In the 3rd quarter of 2012, the broad US stock market (S&P 500) was up 5.8%. The US bond market, as measured by the BarCap Aggregate Bond Treasury Total Return Index, was up a tenth of that, with a gain of only .57% for the quarter.
This raises a huge question for portfolio managers and the ways in which they’ll answer it will vary considerably.
Most of the money in the stock market is institutional – by which I mean it is retail money that is managed by institutions. It is guarded, stewarded and invested by professionals with varying degrees of rules-based discipline and always with an eye on the calendar. Today is the beginning of Q4 and almost everyone who manages money professionally is asking themselves the same thing – should we rebalance? I’ll explain why.
Most professionals in this day and age were schooled in some form of Modern Portfolio Theory (MPT). This comes with some obligation to maintain strategic weightings across asset classes and sectors, regardless of the “behavior” of the markets. The asset management complex is not schooled in trend following, by and large. Instead, it has been indoctrinated into a practice of selling assets when they are “high” (at least when they are high relative to others) and then redistributing that cash into assets that have declined in price. The idea is to preserve intended weightings and to rebalance frequently enough so that an overweight doesn’t become a runaway train.
By the way, this is the whole idea of a traditional 60/40 equity – bond portfolio. In 2009 you would have been selling bonds and adding to stocks in order to get back to the 60/40 intended allocation. And it would have worked. Similarly, you would have been selling to equities and adding to bond positions in 1999, as painful as it would have seemed to have left that particular party. This also would have worked in your favor.
Anyway, most professional asset managers have this decision to make this week, the first few days of Q4, and it is not an easy one. There are managers who do this quarterly rebal automatically, without thinking, in a hyper-disciplined way – and that’s their prerogative. There are others who only do semi-annual or annual rebalances so as not to miss out on bigger trends during the course of a given year.
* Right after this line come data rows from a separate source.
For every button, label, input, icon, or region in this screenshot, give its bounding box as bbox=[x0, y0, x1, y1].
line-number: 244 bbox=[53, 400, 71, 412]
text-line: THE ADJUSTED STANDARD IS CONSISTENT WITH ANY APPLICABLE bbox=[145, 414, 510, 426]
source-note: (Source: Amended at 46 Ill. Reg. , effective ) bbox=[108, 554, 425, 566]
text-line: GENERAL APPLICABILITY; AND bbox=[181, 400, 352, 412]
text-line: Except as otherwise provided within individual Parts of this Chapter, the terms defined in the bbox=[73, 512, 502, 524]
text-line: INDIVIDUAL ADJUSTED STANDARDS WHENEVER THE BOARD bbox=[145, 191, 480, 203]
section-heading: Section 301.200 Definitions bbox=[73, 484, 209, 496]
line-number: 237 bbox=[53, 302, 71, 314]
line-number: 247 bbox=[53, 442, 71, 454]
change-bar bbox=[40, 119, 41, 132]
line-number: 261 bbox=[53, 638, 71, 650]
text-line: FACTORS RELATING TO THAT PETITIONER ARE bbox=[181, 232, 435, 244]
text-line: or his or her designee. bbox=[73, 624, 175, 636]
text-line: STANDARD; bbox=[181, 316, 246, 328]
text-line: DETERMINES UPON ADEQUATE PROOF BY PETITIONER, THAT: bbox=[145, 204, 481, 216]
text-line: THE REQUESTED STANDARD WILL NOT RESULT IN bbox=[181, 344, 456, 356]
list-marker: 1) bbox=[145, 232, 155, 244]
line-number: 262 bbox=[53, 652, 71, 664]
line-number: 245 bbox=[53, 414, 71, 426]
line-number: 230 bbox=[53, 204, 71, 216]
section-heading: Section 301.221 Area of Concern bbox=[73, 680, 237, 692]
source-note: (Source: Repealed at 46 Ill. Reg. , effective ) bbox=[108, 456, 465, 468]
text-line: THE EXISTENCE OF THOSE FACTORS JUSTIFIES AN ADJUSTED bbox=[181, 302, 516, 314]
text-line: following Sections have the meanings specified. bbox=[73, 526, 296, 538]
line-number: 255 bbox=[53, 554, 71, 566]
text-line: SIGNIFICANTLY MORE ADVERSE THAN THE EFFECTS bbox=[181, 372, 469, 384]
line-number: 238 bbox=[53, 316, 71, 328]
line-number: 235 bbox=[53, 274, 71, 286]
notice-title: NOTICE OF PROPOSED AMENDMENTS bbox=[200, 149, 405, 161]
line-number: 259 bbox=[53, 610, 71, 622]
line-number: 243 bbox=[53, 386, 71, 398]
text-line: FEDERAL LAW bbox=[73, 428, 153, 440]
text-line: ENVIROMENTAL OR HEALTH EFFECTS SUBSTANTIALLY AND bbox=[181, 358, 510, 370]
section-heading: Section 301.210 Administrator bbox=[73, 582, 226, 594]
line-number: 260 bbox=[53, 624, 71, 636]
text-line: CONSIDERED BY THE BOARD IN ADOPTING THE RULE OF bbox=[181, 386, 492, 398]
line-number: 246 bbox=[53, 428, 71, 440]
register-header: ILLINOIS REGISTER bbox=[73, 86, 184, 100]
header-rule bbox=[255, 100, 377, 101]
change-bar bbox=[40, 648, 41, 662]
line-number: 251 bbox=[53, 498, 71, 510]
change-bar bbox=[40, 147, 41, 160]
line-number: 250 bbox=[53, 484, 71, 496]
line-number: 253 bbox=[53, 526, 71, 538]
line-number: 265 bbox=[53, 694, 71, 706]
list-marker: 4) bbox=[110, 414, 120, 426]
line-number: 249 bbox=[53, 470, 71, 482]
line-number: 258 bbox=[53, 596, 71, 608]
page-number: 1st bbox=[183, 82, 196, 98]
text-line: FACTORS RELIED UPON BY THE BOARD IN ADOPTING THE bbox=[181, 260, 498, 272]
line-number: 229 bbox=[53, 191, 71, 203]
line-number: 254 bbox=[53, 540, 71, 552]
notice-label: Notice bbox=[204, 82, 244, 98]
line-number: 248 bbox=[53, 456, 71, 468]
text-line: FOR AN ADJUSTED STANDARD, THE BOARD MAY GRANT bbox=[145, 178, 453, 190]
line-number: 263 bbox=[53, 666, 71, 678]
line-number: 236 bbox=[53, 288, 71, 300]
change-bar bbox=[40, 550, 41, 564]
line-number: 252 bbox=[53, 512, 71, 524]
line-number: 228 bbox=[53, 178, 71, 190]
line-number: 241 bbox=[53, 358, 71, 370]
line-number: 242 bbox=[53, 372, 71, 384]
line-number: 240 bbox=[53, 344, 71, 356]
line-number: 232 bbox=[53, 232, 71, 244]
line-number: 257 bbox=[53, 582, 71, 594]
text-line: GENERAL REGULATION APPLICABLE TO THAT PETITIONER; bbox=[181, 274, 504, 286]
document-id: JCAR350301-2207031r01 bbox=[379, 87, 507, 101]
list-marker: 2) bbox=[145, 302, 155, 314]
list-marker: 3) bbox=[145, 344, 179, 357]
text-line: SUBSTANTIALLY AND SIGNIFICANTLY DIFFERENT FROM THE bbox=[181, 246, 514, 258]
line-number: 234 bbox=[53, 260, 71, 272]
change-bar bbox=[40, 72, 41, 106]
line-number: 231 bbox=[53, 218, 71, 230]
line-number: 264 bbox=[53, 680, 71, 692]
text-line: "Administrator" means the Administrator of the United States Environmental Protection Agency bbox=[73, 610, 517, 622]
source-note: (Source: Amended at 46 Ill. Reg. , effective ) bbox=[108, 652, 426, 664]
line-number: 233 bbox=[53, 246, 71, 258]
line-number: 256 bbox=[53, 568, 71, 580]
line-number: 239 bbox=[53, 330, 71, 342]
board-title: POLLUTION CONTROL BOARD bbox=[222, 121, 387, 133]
But there is a third group, the guys who pick and choose when the most rational time is to do rebalancing trades, accounting for the fact that the calendar can be very inconvenient at times and oblivious of the on-the-ground situation. Proponents of regular rebalancing (typically, they are Efficient Market Hypothesis guys and indexers as well) would tell you that this obliviousness is precisely the point – a rule keeps you from letting recent headlines or market moves sway a decision.But the optional rebalancing camp would say that they are more concerned with market internals, momentum, potential risks and catalysts, and the larger cycles that govern macroeconomics, government and central bank policy and corporate decision-making. They argue that the first of the quarter is a date falling arbitrarily in the midst of much more important considerations.
Who is right?
As usual, this becomes a question not just of ideas and theories but one of execution.
Where it gets interesting this year is the way in which the Q3 rally knocked everyone on their asses. Most were unprepared for it and many spent the majority of their efforts seeking to discredit it or find fault with its enthusiastic participants.
And now, it gets even more complicated due to the huge outperformance of stocks over bonds. The asset allocator raised on rebalancing and nurtured on broad diversification is faced with this question. Sell stocks just as the market breaks to fresh four year, post-crisis highs? Buy bonds just as the ridiculousness of sub-2% income on ten-year paper becomes apparent to everyone?
Not an easy decision, even if the rules you’ve laid out demand it.